I suspect many of you have been there.
You know who you are.
When that piece of music you really adored and on which you began earnest work gradually transforms—weeks or months down the road—into the sound of fingernails scraping down a chalkboard.
Because dysfunctional relationships are not limited only to humans or to animal predators in the wild. Oh, no—I am here to tell you that dysfunctionality and eternal star-crossedness in relationships between the musician and the music can be quite common. It can depend on the piece of music, how much caffeine has or has not been consumed, how much sleep the musician has had, under what fortunate (or unfortunate) circumstances the piece was last performed or heard, how many other things in a musician’s life have been put on indefinite hold for this *&^% music, and how much single-minded devotion has been given to said piece for days, weeks, years, or even decades.
In some cases, the unrequited love can lead to permanent personality disorders (have you ever been to specialty music festivals—early music, rock, or Romantic-era festivals—and observed the humanity present?

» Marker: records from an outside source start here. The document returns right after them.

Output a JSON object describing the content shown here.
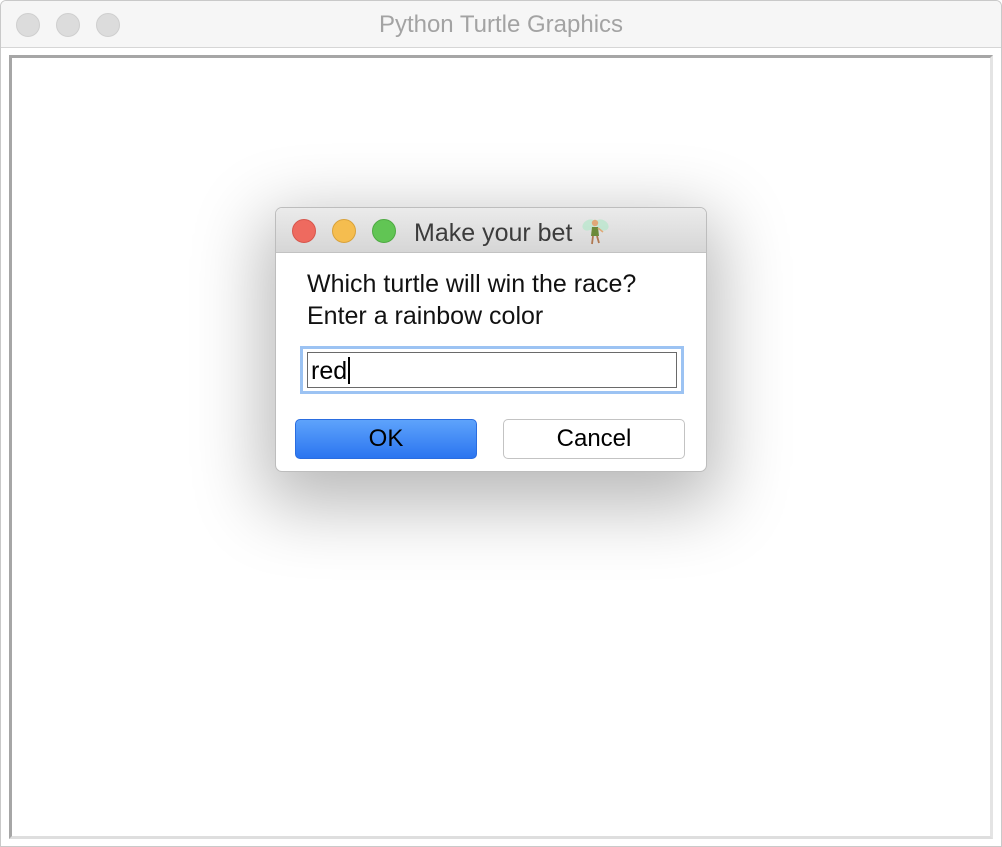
{
  "window": {
    "title": "Python Turtle Graphics"
  },
  "dialog": {
    "title": "Make your bet",
    "title_icon": "fairy-icon",
    "prompt_line1": "Which turtle will win the race?",
    "prompt_line2": "Enter a rainbow color",
    "input_value": "red",
    "ok_label": "OK",
    "cancel_label": "Cancel"
  },
  "colors": {
    "close": "#ee6a5f",
    "minimize": "#f5bd4f",
    "maximize": "#61c554",
    "ok_button": "#2b75f0",
    "focus_ring": "#9cc3f3"
  }
}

I rest my case.)
But perhaps the love isn’t unrequited after all: the piece and the musician(s) are a hand-in-glove fit. However, their publicly-torrid love affair is destined never to be because due to family demands, day job requirements, career choices, physical health, and financial means, the musician can never have a future practicing, becoming, and performing this piece that is the love of their life.
So the musician and the piece sneak away in the dead of night in order to be together. (This way no one will ever know or judge the sour notes, the missed rhythms, the era-inappropriate ornamentation choices, the lack of legato, the inconsistent internal tempi, and so on that would occur should the unpracticed pair meet in public.). Indeed, their affair is carried on in profound secrecy—their spouses, their bosses, indeed everyone else in their lives—will never know or guess the all-encompassing connection between the music and the musician.
Outwardly all is well with their lives.
But inwardly, the single-minded fixation on their musical mistress never lets up for a moment. In flashes of weakness and of the full moon, in moments when their Dearly Beloved unexpectedly plays on the rock radio channel or the classical station, the musician desperately hangs on…to the knowledge that they only have to make it through this moment. Just one moment at a time…
Because after all, they’ll always have Baroque Bach Mountain.